Back in November, leaked documents reported by TorrentFreak revealed that Verizon would monitor BitTorrent users and respond to alleged copyright violators in a staged fashion, starting with two email warnings. Should users continue their alleged infringing activity, Verizon will push out third and fourth warnings in the form of intrusive popups that force users to confirm receipt. If that doesn't do the trick, the ISP would slow down Internet connections to roughly dialup speed for 14 days.

But that's just Verizon – every ISP will be free to tailor restrictions. Last October, TorrentFreak likewise reported that AT&T will block users until they complete a copyright course, and in November relayed that Time Warner will temporarily disrupt service.

Here's the service in action, in a soothing video produced by the CCI:

What To Expect

Major ISPs actively monitoring and "trolling" our usage remains a major privacy issue, even if so far the modus operandi isn't as nefarious as it might sound. The simple fact that third-party outfits can identify the IP address of someone sharing or distributing copyrighted material and then report them to the ISPs is likely to alarm many users once these alerts start going out.

The new system doesn't force ISPs to shut off Web service to repeat offenders, but you can probably count on ISPs sharing the identities of alleged violators with copyright owners to pursue legal action. In the above video, the CCI says it won't give out customer information, but if the backers of the program – many of them the creators themselves – lean hard enough, ISPs will probably cave.

As it stands now, Six Strikes won't stop piracy. On the one hand, it's just too easy to get around – widely available VPNs, proxies and similar measures all bypass the kind of monitoring that's central to the system. Committed users can also just ignore the notifications, since there are apparently no sanctions past the sixth warning at ISPs like Verizon.

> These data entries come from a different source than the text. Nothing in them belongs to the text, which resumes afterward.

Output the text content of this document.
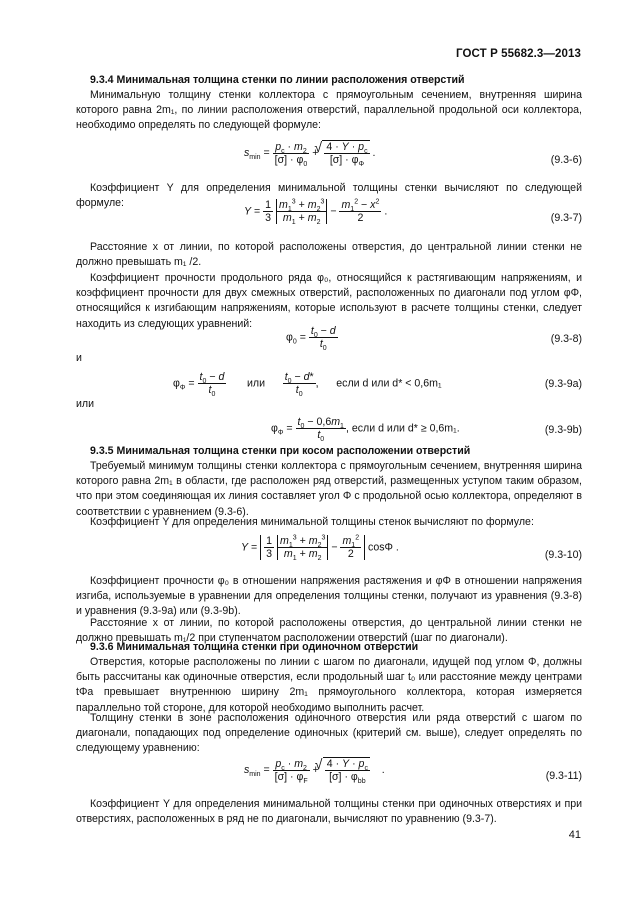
ГОСТ Р 55682.3—2013
9.3.4 Минимальная толщина стенки по линии расположения отверстий
Минимальную толщину стенки коллектора с прямоугольным сечением, внутренняя ширина которого равна 2m₁, по линии расположения отверстий, параллельной продольной оси коллектора, необходимо определять по следующей формуле:
$s_{min} = \frac{p_c \cdot m_2}{[\sigma] \cdot \varphi_0}$ + √ $\frac{4 \cdot Y \cdot p_c}{[\sigma] \cdot \varphi_\Phi}$ .
(9.3-6)
Коэффициент Y для определения минимальной толщины стенки вычисляют по следующей формуле:
$Y = \frac{1}{3}$
$\frac{m_1^3 + m_2^3}{m_1 + m_2} - \frac{m_1^2 - x^2}{2}$ .
(9.3-7)
Расстояние x от линии, по которой расположены отверстия, до центральной линии стенки не должно превышать m₁ /2.
Коэффициент прочности продольного ряда φ₀, относящийся к растягивающим напряжениям, и коэффициент прочности для двух смежных отверстий, расположенных по диагонали под углом φΦ, относящийся к изгибающим напряжениям, которые используют в расчете толщины стенки, следует находить из следующих уравнений:
$\varphi_0 = \frac{t_0 - d}{t_0}$	(9.3-8)
и
$\varphi_\Phi = \frac{t_0 - d}{t_0}$ или $\frac{t_0 - d*}{t_0}$ ,      если d или d* < 0,6m₁	(9.3-9а)
или
$\varphi_\Phi = \frac{t_0 - 0,6m_1}{t_0}$ , если d или d* ≥ 0,6m₁.	(9.3-9b)
9.3.5 Минимальная толщина стенки при косом расположении отверстий
Требуемый минимум толщины стенки коллектора с прямоугольным сечением, внутренняя ширина которого равна 2m₁ в области, где расположен ряд отверстий, размещенных уступом таким образом, что при этом соединяющая их линия составляет угол Φ с продольной осью коллектора, определяют в соответствии с уравнением (9.3-6).
Коэффициент Y для определения минимальной толщины стенок вычисляют по формуле:
$Y = \frac{1}{3}$
$\frac{m_1^3 + m_2^3}{m_1 + m_2} - \frac{m_1^2}{2}$ cosΦ .
(9.3-10)
Коэффициент прочности φ₀ в отношении напряжения растяжения и φΦ в отношении напряжения изгиба, используемые в уравнении для определения толщины стенки, получают из уравнения (9.3-8) и уравнения (9.3-9а) или (9.3-9b).
Расстояние x от линии, по которой расположены отверстия, до центральной линии стенки не должно превышать m₁/2 при ступенчатом расположении отверстий (шаг по диагонали).
9.3.6 Минимальная толщина стенки при одиночном отверстии
Отверстия, которые расположены по линии с шагом по диагонали, идущей под углом Φ, должны быть рассчитаны как одиночные отверстия, если продольный шаг t₀ или расстояние между центрами tΦа превышает внутреннюю ширину 2m₁ прямоугольного коллектора, которая измеряется параллельно той стороне, для которой необходимо выполнить расчет.
Толщину стенки в зоне расположения одиночного отверстия или ряда отверстий с шагом по диагонали, попадающих под определение одиночных (критерий см. выше), следует определять по следующему уравнению:
$s_{min} = \frac{p_c \cdot m_2}{[\sigma] \cdot \varphi_F}$ + √ $4 \cdot Y \cdot p_c$
$[\sigma] \cdot \varphi_{bb}$
.
(9.3-11)
Коэффициент Y для определения минимальной толщины стенки при одиночных отверстиях и при отверстиях, расположенных в ряд не по диагонали, вычисляют по уравнению (9.3-7).
41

Still, this is interference, big time, from ISPs of a sort that Americans haven't previously experienced. Even in attenuated form, Six Strikes could have unexpected consequences, such as killing public Wi-Fi. (Though the CCI denies that coffeehouse hotspots are in any danger.) And it's not at all unreasonable to think that the sanctions could get more Draconian, given Hollywood's well-known history of pushing for ever-stronger restrictions once the camel's nose is under the tent.

So mind your bits and torrents, folks. This could get nasty.